Но все эти частности, о которых мы повествуем читателям, до того покрывались общим шумом и гамом, что едва ли достигали почетной эстрады в определенных членораздельных звуках. А, впрочем, даже и в противном случае кардинал вряд ли обратил бы на них особое внимание, так как в праздник шутов принято было смотреть на многое сквозь пальцы. К тому же у него была другая забота, и это читалось даже на его лице, – а именно фландрское посольство, вошедшее почти одновременно с ним на эстраду. Не то, чтобы он был глубокомысленный политик и чтобы его особенно занимали возможные последствия брака кузины его, Маргариты Бургундской, с кузеном его Карлом, наследным принцем австрийским; его мало беспокоило и то, как долго продержится этот искусственным образом созданный союз между королем Франции и австрийским герцогом, и как отнесется король Англии к этому пренебрежению его дочери. Он каждый вечер попивал свое доброе вино Шальо, ни мало не подозревая, что несколько бутылок этого самого вина (правда, несколько подправленного доктором Коктье), радушно предложенных Людовиком XI Эдуарду IV, в одно прекрасное утро избавят первого от последнего. Многоуважаемое посольство господина герцога Австрийского не причиняло кардиналу никаких подобного рода забот, но оно было неприятно ему в другом отношении. Ему было досадно, как мы говорили уже выше, что ему, Карлу Бурбонскому, приходилось чествовать каких-то мещан, ему, кардиналу, любезничать с какими-то мещанами, ему, веселому жуиру-французу, возиться с какими-то потребителями пива, – и притом еще публично. Во всяком случае, это было одно из самих неприятных для него одолжений, которые ему когда-либо приходилось делать королю.
Однако когда привратник возвестил звучным голосом: – Господа посланники герцога австрийского! – он, как истый царедворец, с самой любезной улыбкой повернулся к входной двери; нечего и говорить, что туда же обернулись и взоры всех прочих присутствующих.

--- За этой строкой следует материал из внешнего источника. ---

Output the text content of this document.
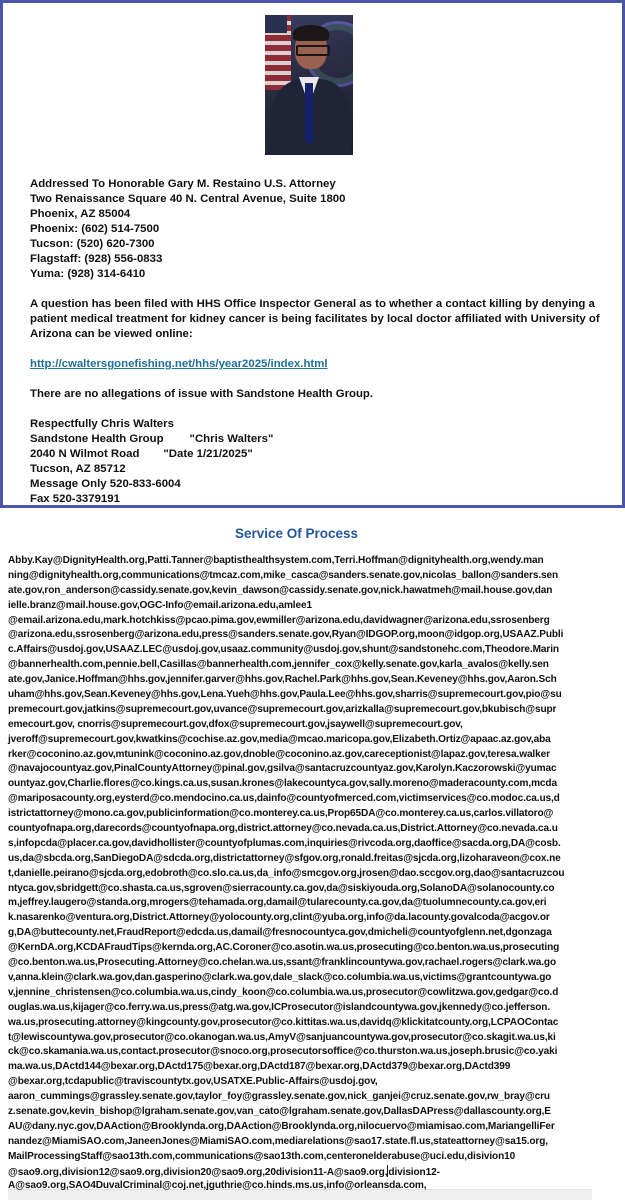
Addressed To Honorable Gary M. Restaino U.S. Attorney

Two Renaissance Square 40 N. Central Avenue, Suite 1800

Phoenix, AZ 85004

Phoenix: (602) 514-7500

Tucson: (520) 620-7300

Flagstaff: (928) 556-0833

Yuma: (928) 314-6410

A question has been filed with HHS Office Inspector General as to whether a contact killing by denying a patient medical treatment for kidney cancer is being facilitates by local doctor affiliated with University of Arizona can be viewed online:

http://cwaltersgonefishing.net/hhs/year2025/index.html

There are no allegations of issue with Sandstone Health Group.

Respectfully Chris Walters

Sandstone Health Group "Chris Walters"

2040 N Wilmot Road "Date 1/21/2025"

Tucson, AZ 85712

Message Only 520-833-6004

Fax 520-3379191

Service Of Process
Abby.Kay@DignityHealth.org,Patti.Tanner@baptisthealthsystem.com,Terri.Hoffman@dignityhealth.org,wendy.man
ning@dignityhealth.org,communications@tmcaz.com,mike_casca@sanders.senate.gov,nicolas_ballon@sanders.sen
ate.gov,ron_anderson@cassidy.senate.gov,kevin_dawson@cassidy.senate.gov,nick.hawatmeh@mail.house.gov,dan
ielle.branz@mail.house.gov,OGC-Info@email.arizona.edu,amlee1
@email.arizona.edu,mark.hotchkiss@pcao.pima.gov,ewmiller@arizona.edu,davidwagner@arizona.edu,ssrosenberg
@arizona.edu,ssrosenberg@arizona.edu,press@sanders.senate.gov,Ryan@IDGOP.org,moon@idgop.org,USAAZ.Publi
c.Affairs@usdoj.gov,USAAZ.LEC@usdoj.gov,usaaz.community@usdoj.gov,shunt@sandstonehc.com,Theodore.Marin
@bannerhealth.com,pennie.bell,Casillas@bannerhealth.com,jennifer_cox@kelly.senate.gov,karla_avalos@kelly.sen
ate.gov,Janice.Hoffman@hhs.gov,jennifer.garver@hhs.gov,Rachel.Park@hhs.gov,Sean.Keveney@hhs.gov,Aaron.Sch
uham@hhs.gov,Sean.Keveney@hhs.gov,Lena.Yueh@hhs.gov,Paula.Lee@hhs.gov,sharris@supremecourt.gov,pio@su
premecourt.gov,jatkins@supremecourt.gov,uvance@supremecourt.gov,arizkalla@supremecourt.gov,bkubisch@supr
emecourt.gov, cnorris@supremecourt.gov,dfox@supremecourt.gov,jsaywell@supremecourt.gov,
jveroff@supremecourt.gov,kwatkins@cochise.az.gov,media@mcao.maricopa.gov,Elizabeth.Ortiz@apaac.az.gov,aba
rker@coconino.az.gov,mtunink@coconino.az.gov,dnoble@coconino.az.gov,careceptionist@lapaz.gov,teresa.walker
@navajocountyaz.gov,PinalCountyAttorney@pinal.gov,gsilva@santacruzcountyaz.gov,Karolyn.Kaczorowski@yumac
ountyaz.gov,Charlie.flores@co.kings.ca.us,susan.krones@lakecountyca.gov,sally.moreno@maderacounty.com,mcda
@mariposacounty.org,eysterd@co.mendocino.ca.us,dainfo@countyofmerced.com,victimservices@co.modoc.ca.us,d
istrictattorney@mono.ca.gov,publicinformation@co.monterey.ca.us,Prop65DA@co.monterey.ca.us,carlos.villatoro@
countyofnapa.org,darecords@countyofnapa.org,district.attorney@co.nevada.ca.us,District.Attorney@co.nevada.ca.u
s,infopcda@placer.ca.gov,davidhollister@countyofplumas.com,inquiries@rivcoda.org,daoffice@sacda.org,DA@cosb.
us,da@sbcda.org,SanDiegoDA@sdcda.org,districtattorney@sfgov.org,ronald.freitas@sjcda.org,lizoharaveon@cox.ne
t,danielle.peirano@sjcda.org,edobroth@co.slo.ca.us,da_info@smcgov.org,jrosen@dao.sccgov.org,dao@santacruzcou
ntyca.gov,sbridgett@co.shasta.ca.us,sgroven@sierracounty.ca.gov,da@siskiyouda.org,SolanoDA@solanocounty.co
m,jeffrey.laugero@standa.org,mrogers@tehamada.org,damail@tularecounty.ca.gov,da@tuolumnecounty.ca.gov,eri
k.nasarenko@ventura.org,District.Attorney@yolocounty.org,clint@yuba.org,info@da.lacounty.govalcoda@acgov.or
g,DA@buttecounty.net,FraudReport@edcda.us,damail@fresnocountyca.gov,dmicheli@countyofglenn.net,dgonzaga
@KernDA.org,KCDAFraudTips@kernda.org,AC.Coroner@co.asotin.wa.us,prosecuting@co.benton.wa.us,prosecuting
@co.benton.wa.us,Prosecuting.Attorney@co.chelan.wa.us,ssant@franklincountywa.gov,rachael.rogers@clark.wa.go
v,anna.klein@clark.wa.gov,dan.gasperino@clark.wa.gov,dale_slack@co.columbia.wa.us,victims@grantcountywa.go
v,jennine_christensen@co.columbia.wa.us,cindy_koon@co.columbia.wa.us,prosecutor@cowlitzwa.gov,gedgar@co.d
ouglas.wa.us,kijager@co.ferry.wa.us,press@atg.wa.gov,ICProsecutor@islandcountywa.gov,jkennedy@co.jefferson.
wa.us,prosecuting.attorney@kingcounty.gov,prosecutor@co.kittitas.wa.us,davidq@klickitatcounty.org,LCPAOContac
t@lewiscountywa.gov,prosecutor@co.okanogan.wa.us,AmyV@sanjuancountywa.gov,prosecutor@co.skagit.wa.us,ki
ck@co.skamania.wa.us,contact.prosecutor@snoco.org,prosecutorsoffice@co.thurston.wa.us,joseph.brusic@co.yaki
ma.wa.us,DActd144@bexar.org,DActd175@bexar.org,DActd187@bexar.org,DActd379@bexar.org,DActd399
@bexar.org,tcdapublic@traviscountytx.gov,USATXE.Public-Affairs@usdoj.gov,
aaron_cummings@grassley.senate.gov,taylor_foy@grassley.senate.gov,nick_ganjei@cruz.senate.gov,rw_bray@cru
z.senate.gov,kevin_bishop@lgraham.senate.gov,van_cato@lgraham.senate.gov,DallasDAPress@dallascounty.org,E
AU@dany.nyc.gov,DAAction@Brooklynda.org,DAAction@Brooklynda.org,nilocuervo@miamisao.com,MariangelliFer
nandez@MiamiSAO.com,JaneenJones@MiamiSAO.com,mediarelations@sao17.state.fl.us,stateattorney@sa15.org,
MailProcessingStaff@sao13th.com,communications@sao13th.com,centeronelderabuse@uci.edu,disivion10
@sao9.org,division12@sao9.org,division20@sao9.org,20division11-A@sao9.org,division12-
A@sao9.org,SAO4DuvalCriminal@coj.net,jguthrie@co.hinds.ms.us,info@orleansda.com,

Затем стали входить попарно, с важным видом, составляющим резкий контраст с веселой духовной свитой самого кардинала, сорок восемь послов Максимилиана Австрийского, с преподобным Иоанном, сен-бертенским аббатом, канцлером ордена Золотого Руна, и с Яковом де-Гуа-Доби, старшим бургомистром Гента, во главе. В зале водворилось молчание, лишь изредка прерываемое сдержанным смехом, когда привратник провозглашал неудобопроизносимые фламандские имена и странные титулы гг. послов, безбожно коверкая первые. Тут были и Лоис Ролов, бургомистр города Лёвена, и Клас фан-Этульде, бургомистр Брюсселя, и Павел фан-Бейст-Вормозель, президент Фландрской провинции, и Ян Колегенс, бургомистр Антверпена, и Георгий де-ла-Мур, старший ратман города Гента, и Гельдольф-ван-дер-Хаге, младший ратман того же города, и какие-то господа Бирбек, Пиннок, Демарзель и пр., и пр., – и все бургомистры, ратманы, старшины, старшины, ратманы, бургомистры. И все они держались прямо, точно аршин проглотили, все они были одеты по-праздничному в бархат и парчу, с черными бархатными шапками на голове, украшенными золотыми кисточками. Вообще, это были добрые фламандские лица, почтенные и строгие, в роде тех, которые Рембрандт так мастерски вывел на темном фоне своего «Ночного патруля». На всех этих лицах как будто так и написано было, что Максимилиан Австрийский имел полное право, как сказано было в его манифесте, «вполне положиться на их здравый смысл, бдительность, честность, осторожность и рассудительность».
Впрочем, один из послов составлял некоторое исключение. У него было умное и хитрое лицо, представлявшее собою как бы смесь морды обезьяны и лица дипломата. Кардинал сделал ему навстречу несколько шагов и отвесил ему низкий поклон. Это был Вильгельм Рим, советник и пенсионер города Гента.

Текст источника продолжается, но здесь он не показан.